Vendors prefer the shilling because the exchange rate is better. Changing 10,000 francs becomes 23,300 shillings, confirms Saidi Kasongo, president of the Société Civile de Kiwanja, the local organization that represents citizen interests.
The only problem is that using Ugandan shillings in the Rutshuru territory is illegal.
In 2014, Rutshuru authorities announced that transactions using the shilling were prohibited. But little has been done to punish vendors or traders dealing in shillings.
“It’s important for Congolese people to use the Congolese franc,” says Liberata Rubumba Buratwa, deputy administrator in charge of Finance for the Rutshuru territory, adding that there is no mechanism in place to punish people for using the shilling.
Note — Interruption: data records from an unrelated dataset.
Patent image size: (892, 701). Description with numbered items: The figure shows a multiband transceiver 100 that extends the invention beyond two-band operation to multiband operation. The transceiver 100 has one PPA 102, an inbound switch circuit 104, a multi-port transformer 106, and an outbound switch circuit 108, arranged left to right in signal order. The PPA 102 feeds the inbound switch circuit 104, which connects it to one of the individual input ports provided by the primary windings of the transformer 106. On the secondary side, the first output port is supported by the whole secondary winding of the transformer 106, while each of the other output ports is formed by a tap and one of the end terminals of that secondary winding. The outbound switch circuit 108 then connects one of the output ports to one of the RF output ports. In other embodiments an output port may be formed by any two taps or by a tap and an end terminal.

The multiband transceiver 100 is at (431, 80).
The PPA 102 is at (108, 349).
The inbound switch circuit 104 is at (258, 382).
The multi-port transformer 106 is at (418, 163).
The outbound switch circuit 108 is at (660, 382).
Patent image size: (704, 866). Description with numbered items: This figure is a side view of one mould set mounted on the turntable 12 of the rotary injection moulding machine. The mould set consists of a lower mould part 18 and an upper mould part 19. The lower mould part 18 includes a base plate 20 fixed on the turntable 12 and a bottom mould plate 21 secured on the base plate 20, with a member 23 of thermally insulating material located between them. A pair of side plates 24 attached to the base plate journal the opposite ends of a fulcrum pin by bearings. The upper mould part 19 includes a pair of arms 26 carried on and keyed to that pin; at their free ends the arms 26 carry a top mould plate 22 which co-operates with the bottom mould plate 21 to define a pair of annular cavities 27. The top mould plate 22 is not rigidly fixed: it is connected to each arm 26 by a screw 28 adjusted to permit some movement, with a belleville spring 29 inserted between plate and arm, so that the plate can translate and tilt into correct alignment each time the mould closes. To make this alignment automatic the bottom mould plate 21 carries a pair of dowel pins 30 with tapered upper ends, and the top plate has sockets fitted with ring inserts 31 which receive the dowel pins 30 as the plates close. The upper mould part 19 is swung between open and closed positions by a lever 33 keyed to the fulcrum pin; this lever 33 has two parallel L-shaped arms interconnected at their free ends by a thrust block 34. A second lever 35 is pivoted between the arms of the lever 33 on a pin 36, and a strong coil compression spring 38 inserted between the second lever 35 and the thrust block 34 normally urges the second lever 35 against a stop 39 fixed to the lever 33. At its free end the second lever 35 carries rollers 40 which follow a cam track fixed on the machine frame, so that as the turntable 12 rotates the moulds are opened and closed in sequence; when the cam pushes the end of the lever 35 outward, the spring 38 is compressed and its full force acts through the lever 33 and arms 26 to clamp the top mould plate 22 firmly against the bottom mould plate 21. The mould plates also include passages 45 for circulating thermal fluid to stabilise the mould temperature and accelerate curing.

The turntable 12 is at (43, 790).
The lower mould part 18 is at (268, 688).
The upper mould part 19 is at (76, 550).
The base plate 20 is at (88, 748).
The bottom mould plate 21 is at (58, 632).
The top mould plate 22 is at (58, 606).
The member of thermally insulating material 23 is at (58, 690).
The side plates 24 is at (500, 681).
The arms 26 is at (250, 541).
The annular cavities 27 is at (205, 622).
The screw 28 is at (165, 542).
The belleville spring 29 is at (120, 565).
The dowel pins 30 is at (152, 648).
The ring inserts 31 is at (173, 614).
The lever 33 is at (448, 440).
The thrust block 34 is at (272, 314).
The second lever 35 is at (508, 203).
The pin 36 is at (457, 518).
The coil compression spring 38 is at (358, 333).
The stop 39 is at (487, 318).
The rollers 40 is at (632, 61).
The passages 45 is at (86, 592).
“At the moment, we are only making people aware of the importance of using our own currency because that is the very meaning of being patriotic,” she says. “The harsh reality is that if the Ugandan shillings continue to circulate, our Congolese francs will continue to fall.”
Officials have tried numerous strategies to quell the use of the shilling, from radio advertisements to government petitions, but the value of the shilling continues to drive its demand.
Eddy Mungere, a local trader, says the franc is less popular because so many high-demand products like soap, flour and even mattresses are imported into DRC from Uganda, so prices are cheaper if customers use the shilling.
Kasongo says civil servants in Kiwanja want to be paid in shillings too, because of the expense of exchanging every paycheck into shillings to buy basic goods.
“As a result, these civil servants lose almost half of their salaries when dealing with moneychangers to get the most highly coveted Uganda shilling,” he says.
The shilling has become so common throughout the Rutshuru territory that it is becoming difficult to find businesses that even take the franc.
Ntibategera Chenche, leader of Kiwanja’s Buzito neighborhood, traveled to the border town of Busanza to attend a funeral. He went to bed hungry because he couldn’t find a restaurant that would accept francs.
“I moved from one restaurant to another and couldn’t be served as I only had Congolese francs in my pocket,” he says.
Ndayaho Sylvestre, GPJ, translated the article from French.